Mary, your post reminded me of my three older brothers who loved to watch The Three Stooges and laugh at their antics. For me, the short movies were a waste of time and not funny. Looking back on it now, I consider the time period they grew up in was still getting over the last of WWII, while I was finding Howdy Doody humorous. It's all in the perspective.
APW -- I'm glad I'm not the only one who remembers that scene. George Hamilton was the actor, I seem to remember.
Mary and Joseph back in the inn would have cracked me up too, and yet I know from experience that this would be a tough one to explain to your tour guide. I think it was W S Gilbert who said that nothing killed a joke dead like trying to explain it to others. I've murdered many a joke in my time, both mine and others', in just this way.
Kara -- I sat through the sappiest romantic tragedy movie once, featuring a young piano player who was dying of cancer and her cynical older boyfriend, whose life is transformed by her goodness. Boy, the nasty looks I got as I tried in vain to suppress my laughter. I felt lonely, but also gratifyingly superior to those around me. No one else saw how dopey it was.
Angela -- I loved that Monty Python skit you posted the other day! To be honest, I was never a great fan back when MP were really big, but that skit was great. My husband have seen a few MP episodes and not found them half as funny as that miner son and his creative father.
Barbara -- It is possible that after the war, slapstick comedy was just what people needed to make them laugh and forget all the horror around them.
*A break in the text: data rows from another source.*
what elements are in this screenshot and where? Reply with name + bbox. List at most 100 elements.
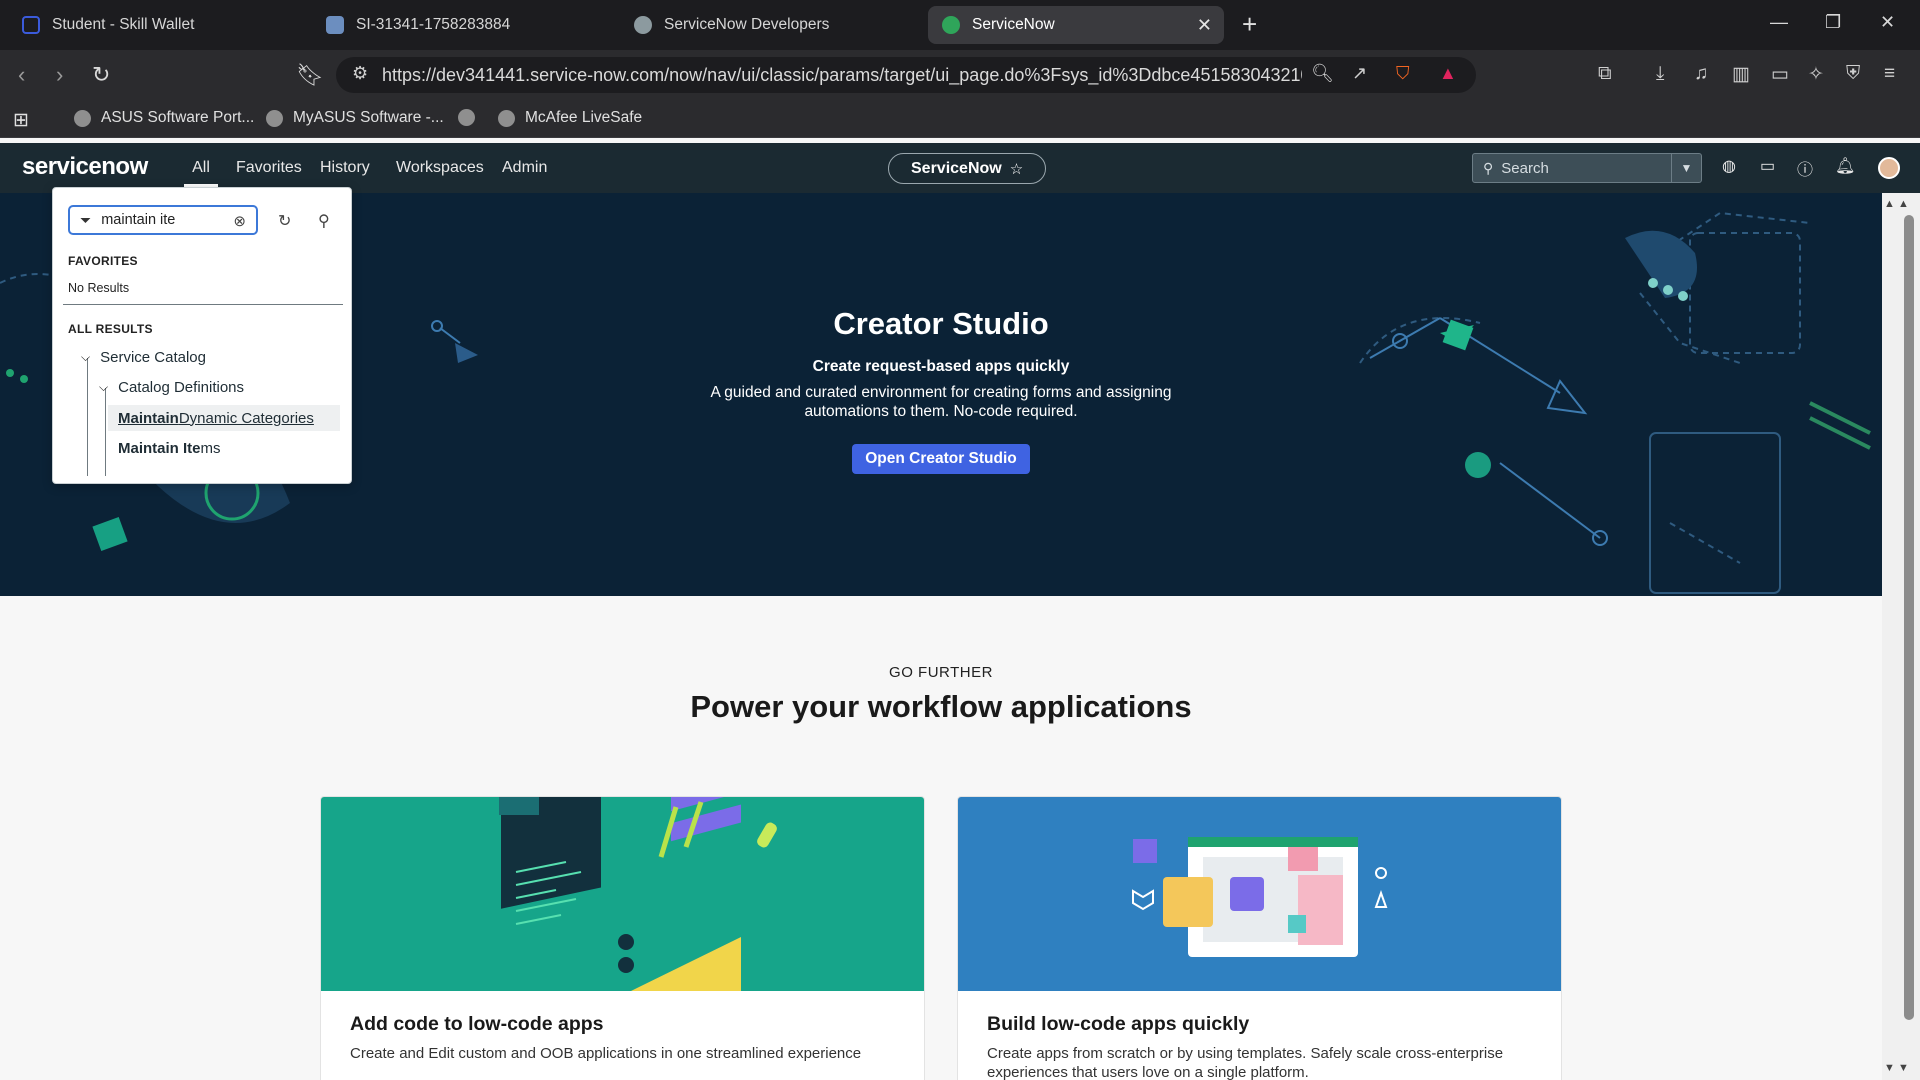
no-results-text: No Results xyxy=(68,281,130,295)
globe-icon xyxy=(498,109,515,127)
brave-rewards-icon[interactable]: ▲ xyxy=(1439,63,1457,84)
tab-si-document[interactable]: SI-31341-1758283884 xyxy=(312,6,612,44)
tab-label: ServiceNow Developers xyxy=(664,16,830,33)
nav-favorites[interactable]: Favorites xyxy=(236,143,302,193)
close-tab-icon[interactable]: ✕ xyxy=(1197,15,1212,36)
tree-app-service-catalog[interactable]: ⌵ Service Catalog xyxy=(81,349,206,366)
wallet-icon[interactable]: ▭ xyxy=(1771,63,1789,86)
minimize-icon[interactable]: — xyxy=(1770,12,1788,33)
favorite-star-icon[interactable]: ☆ xyxy=(1010,160,1023,178)
address-bar[interactable]: ⚙ https://dev341441.service-now.com/now/… xyxy=(336,57,1476,93)
bookmark-label: ASUS Software Port... xyxy=(101,109,255,126)
search-icon: ⚲ xyxy=(1483,159,1494,176)
share-icon[interactable]: ↗ xyxy=(1352,63,1367,84)
tree-module-catalog-definitions[interactable]: ⌵ Catalog Definitions xyxy=(99,379,244,396)
page-scrollbar[interactable] xyxy=(1882,193,1920,1080)
bookmark-myasus-software[interactable]: MyASUS Software -... xyxy=(266,109,444,127)
skill-wallet-favicon-icon xyxy=(22,16,40,34)
brave-shields-icon[interactable]: ⛉ xyxy=(1396,63,1410,84)
code-illustration xyxy=(499,797,777,991)
card-description: Create and Edit custom and OOB applicati… xyxy=(350,1045,862,1062)
vpn-icon[interactable]: ⛨ xyxy=(1846,63,1860,85)
go-further-section: GO FURTHER Power your workflow applicati… xyxy=(0,596,1882,1080)
nav-admin[interactable]: Admin xyxy=(502,143,547,193)
divider xyxy=(63,304,343,305)
pin-icon[interactable]: ⚲ xyxy=(318,211,330,231)
menu-filter[interactable]: ⏷ ⊗ xyxy=(68,205,258,235)
user-avatar[interactable] xyxy=(1878,157,1900,179)
match-text: Maintain xyxy=(118,409,179,427)
card-build-low-code[interactable]: Build low-code apps quickly Create apps … xyxy=(957,796,1562,1080)
all-menu-flyout: ⏷ ⊗ ↻ ⚲ FAVORITES No Results ALL RESULTS… xyxy=(52,187,352,484)
hero-description: A guided and curated environment for cre… xyxy=(710,384,1172,420)
screenshot-icon[interactable]: ⧉ xyxy=(1598,63,1612,85)
bookmark-label: McAfee LiveSafe xyxy=(525,109,643,126)
refresh-icon[interactable]: ↻ xyxy=(278,211,291,231)
clear-filter-icon[interactable]: ⊗ xyxy=(233,212,246,230)
tab-servicenow[interactable]: ServiceNow ✕ xyxy=(928,6,1224,44)
apps-grid-icon[interactable]: ⊞ xyxy=(13,109,29,132)
all-results-heading: ALL RESULTS xyxy=(68,322,153,336)
sidebar-icon[interactable]: ▥ xyxy=(1732,63,1750,86)
reload-icon[interactable]: ↻ xyxy=(92,62,110,88)
site-settings-icon[interactable]: ⚙ xyxy=(352,63,368,84)
global-search[interactable]: ⚲ Search ▼ xyxy=(1472,153,1702,183)
open-creator-studio-button[interactable]: Open Creator Studio xyxy=(852,444,1030,474)
tab-servicenow-developers[interactable]: ServiceNow Developers xyxy=(620,6,920,44)
search-dropdown-icon[interactable]: ▼ xyxy=(1671,154,1701,182)
chat-icon[interactable]: ▭ xyxy=(1760,156,1775,176)
card-illustration-code xyxy=(321,797,924,991)
context-pill[interactable]: ServiceNow ☆ xyxy=(888,153,1047,184)
servicenow-developers-favicon-icon xyxy=(634,16,652,34)
section-title: Power your workflow applications xyxy=(690,689,1192,724)
download-icon[interactable]: ⤓ xyxy=(1656,63,1664,85)
new-tab-icon[interactable]: + xyxy=(1242,10,1257,38)
section-eyebrow: GO FURTHER xyxy=(889,664,993,681)
browser-toolbar: ‹ › ↻ 🔖︎ ⚙ https://dev341441.service-now… xyxy=(0,50,1920,100)
scroll-down-icon[interactable]: ▼ ▼ xyxy=(1884,1062,1909,1074)
nav-history[interactable]: History xyxy=(320,143,370,193)
menu-item-maintain-dynamic-categories[interactable]: Maintain Dynamic Categories xyxy=(108,405,340,431)
scroll-thumb[interactable] xyxy=(1904,215,1914,1020)
menu-item-maintain-items[interactable]: Maintain Ite ms xyxy=(108,435,340,461)
item-rest-text: ms xyxy=(200,439,221,457)
notification-bell-icon[interactable]: 🔔︎ xyxy=(1835,156,1855,176)
globe-icon xyxy=(74,109,91,127)
globe-language-icon[interactable]: ◍ xyxy=(1722,156,1736,176)
card-description: Create apps from scratch or by using tem… xyxy=(987,1045,1504,1080)
scroll-up-icon[interactable]: ▲ ▲ xyxy=(1884,198,1909,210)
tab-label: SI-31341-1758283884 xyxy=(356,16,511,33)
leo-ai-icon[interactable]: ✧ xyxy=(1808,63,1824,86)
help-icon[interactable]: ⓘ xyxy=(1797,156,1813,180)
filter-funnel-icon: ⏷ xyxy=(80,211,92,228)
nav-workspaces[interactable]: Workspaces xyxy=(396,143,484,193)
bookmark-icon[interactable]: 🔖︎ xyxy=(296,62,324,88)
restore-icon[interactable]: ❐ xyxy=(1825,12,1841,33)
favorites-heading: FAVORITES xyxy=(68,254,138,268)
close-window-icon[interactable]: ✕ xyxy=(1880,12,1895,33)
zoom-icon[interactable]: 🔍︎ xyxy=(1311,63,1334,84)
tree-module-label: Catalog Definitions xyxy=(118,379,245,396)
low-code-illustration xyxy=(1132,837,1388,957)
bookmark-mcafee-livesafe[interactable]: McAfee LiveSafe xyxy=(498,109,642,127)
tree-guide xyxy=(87,358,88,476)
bookmark-unnamed[interactable] xyxy=(458,109,485,126)
back-icon[interactable]: ‹ xyxy=(18,62,25,88)
globe-icon xyxy=(458,109,475,126)
forward-icon[interactable]: › xyxy=(56,62,63,88)
card-title: Add code to low-code apps xyxy=(350,1013,604,1035)
item-rest-text: Dynamic Categories xyxy=(178,409,314,427)
menu-icon[interactable]: ≡ xyxy=(1884,63,1895,85)
bookmark-label: MyASUS Software -... xyxy=(293,109,444,126)
tree-app-label: Service Catalog xyxy=(100,349,206,366)
media-icon[interactable]: ♫ xyxy=(1694,63,1708,85)
bookmark-asus-software-portal[interactable]: ASUS Software Port... xyxy=(74,109,254,127)
card-add-code[interactable]: Add code to low-code apps Create and Edi… xyxy=(320,796,925,1080)
globe-icon xyxy=(266,109,283,127)
nav-all[interactable]: All xyxy=(184,143,218,193)
tab-label: Student - Skill Wallet xyxy=(52,16,195,33)
tab-label: ServiceNow xyxy=(972,16,1055,33)
servicenow-logo[interactable]: servicenow xyxy=(22,153,148,181)
menu-filter-input[interactable] xyxy=(101,212,217,228)
tab-skill-wallet[interactable]: Student - Skill Wallet xyxy=(8,6,308,44)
I can't say I'm a big fan of it either. It never fails to amaze me that the French used to be passionate fans of Jerry Lewis. Truly, it is all in the perspective.
I went to a "The Titanic" with a friend and when the ship started to sink, and the musicians started to play, my friend burst out into long loud laughter. I wanted to slink under my seat. I saw now humor in the story, and certainly not at that point. She loved the song "Nearer my God to Thee" being played as people were dying.
It does amaze me the difference in people's funny bones.